Terrible blasts of horns trumpeted around the castle, a pale horse emerged from the mists surrounding the grove, nuzzling against the Master of the Hunt, snorting flames as its rider pulled himself into the saddle.

"Cedric." the Master of the Hunt; "The hounds still yet live?"

"Aye, kuning." replied the Saxon.

"Loose them, and bring my colours. The Hunt rides at sunset." the Master commanded.


At sundown, looking down from the gates, Dumbledore, the Queen, her bodyguard and Cedric watched as, with a blast on his horn from horseback, the Master summoned the Hunt. First, joining the dozens of wolves that had gathered to him, thousands of spectral hounds emerged, then horseman after horseman, horsewomen joining in equal numbers. Then the fae folk, wild women of the forests and sea. Roman cavalrymen congregated about the Master of the Hunt, one carrying the Sixth Legion's standard, and then...

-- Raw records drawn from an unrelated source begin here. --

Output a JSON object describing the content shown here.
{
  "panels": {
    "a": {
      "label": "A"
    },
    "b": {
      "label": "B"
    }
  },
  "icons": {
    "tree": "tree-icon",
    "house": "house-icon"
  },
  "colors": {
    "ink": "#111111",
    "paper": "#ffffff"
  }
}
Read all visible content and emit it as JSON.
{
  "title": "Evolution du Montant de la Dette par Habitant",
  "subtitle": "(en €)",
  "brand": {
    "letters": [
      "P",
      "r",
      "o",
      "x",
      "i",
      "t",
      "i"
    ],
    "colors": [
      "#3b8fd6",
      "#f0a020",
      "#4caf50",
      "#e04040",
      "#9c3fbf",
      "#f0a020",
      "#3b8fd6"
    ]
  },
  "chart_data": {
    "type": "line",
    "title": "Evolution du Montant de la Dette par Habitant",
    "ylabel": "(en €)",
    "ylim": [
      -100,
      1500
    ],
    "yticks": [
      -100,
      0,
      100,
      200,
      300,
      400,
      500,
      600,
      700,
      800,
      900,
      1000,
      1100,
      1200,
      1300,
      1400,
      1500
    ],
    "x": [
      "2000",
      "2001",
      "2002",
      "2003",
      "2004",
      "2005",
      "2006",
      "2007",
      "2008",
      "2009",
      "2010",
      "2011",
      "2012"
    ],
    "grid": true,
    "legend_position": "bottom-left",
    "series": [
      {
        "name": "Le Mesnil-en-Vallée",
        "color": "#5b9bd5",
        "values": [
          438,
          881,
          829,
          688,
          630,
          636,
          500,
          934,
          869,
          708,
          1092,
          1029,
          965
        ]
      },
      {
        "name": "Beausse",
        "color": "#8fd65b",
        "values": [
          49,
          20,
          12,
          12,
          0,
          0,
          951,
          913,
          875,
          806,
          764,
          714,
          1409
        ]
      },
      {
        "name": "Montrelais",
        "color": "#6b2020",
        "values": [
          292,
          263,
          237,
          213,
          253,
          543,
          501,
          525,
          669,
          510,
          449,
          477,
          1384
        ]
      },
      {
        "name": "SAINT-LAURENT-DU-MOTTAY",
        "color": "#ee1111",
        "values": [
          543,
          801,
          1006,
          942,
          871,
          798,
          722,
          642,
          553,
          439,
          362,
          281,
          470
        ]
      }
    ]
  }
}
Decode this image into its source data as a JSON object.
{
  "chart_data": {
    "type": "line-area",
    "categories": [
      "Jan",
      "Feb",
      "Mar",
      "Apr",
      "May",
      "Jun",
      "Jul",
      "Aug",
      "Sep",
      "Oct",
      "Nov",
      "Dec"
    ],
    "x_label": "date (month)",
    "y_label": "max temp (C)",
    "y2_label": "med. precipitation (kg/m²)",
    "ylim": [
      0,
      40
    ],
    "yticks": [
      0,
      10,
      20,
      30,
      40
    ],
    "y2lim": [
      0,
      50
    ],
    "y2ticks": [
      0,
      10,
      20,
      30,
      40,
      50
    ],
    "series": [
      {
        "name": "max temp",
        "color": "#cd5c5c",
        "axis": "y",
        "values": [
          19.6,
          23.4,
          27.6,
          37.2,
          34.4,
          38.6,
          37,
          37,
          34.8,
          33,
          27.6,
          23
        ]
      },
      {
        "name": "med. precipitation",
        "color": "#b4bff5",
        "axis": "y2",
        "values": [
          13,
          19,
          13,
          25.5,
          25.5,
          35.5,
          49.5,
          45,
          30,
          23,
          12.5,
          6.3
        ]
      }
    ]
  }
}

Dumbledore raced down the stairs to the edge of the courtyard, though he went no further for fear of being carried away with the Hunt, but he need not have gone any further, for his target rode over, an expression of wild joy on his face, unburdened and unwearied by war.

"Harry." Dumbledore nearly fell to his knees at the recognition on the face; "Can you ever forgive me?"

"Albus, I have nothing to forgive you for." he chuckled, deep and booming; "I made my choice. The afterlife is a good one, the fae folk welcoming, especially to the valorous slain! Take back your castle, lay the enchantments deep with the blood of those who laid waste to it, go forth and fear no evil! Look to your hall ten years hence and my line will continue!"

Drawing deeply from a crystal flask of some flame-coloured liquid, Harry's laugh rang out once more as his spectral horse's hooves clattered against the flagstones, spurring it towards the gate, forest green cloak billowing from him to reveal swords on each hip, unbroken, and a coat of chain beneath. With a last blast of a horn, the Wild Hunt thundered across the drawbridge and vanished into nothingness.

"The Hunt, the Hunt, gather to the banner!" a last cry echoed off the silent towers of the castle.

"What have we unleashed..?" the Queen whispered as the spectral hunt vanished.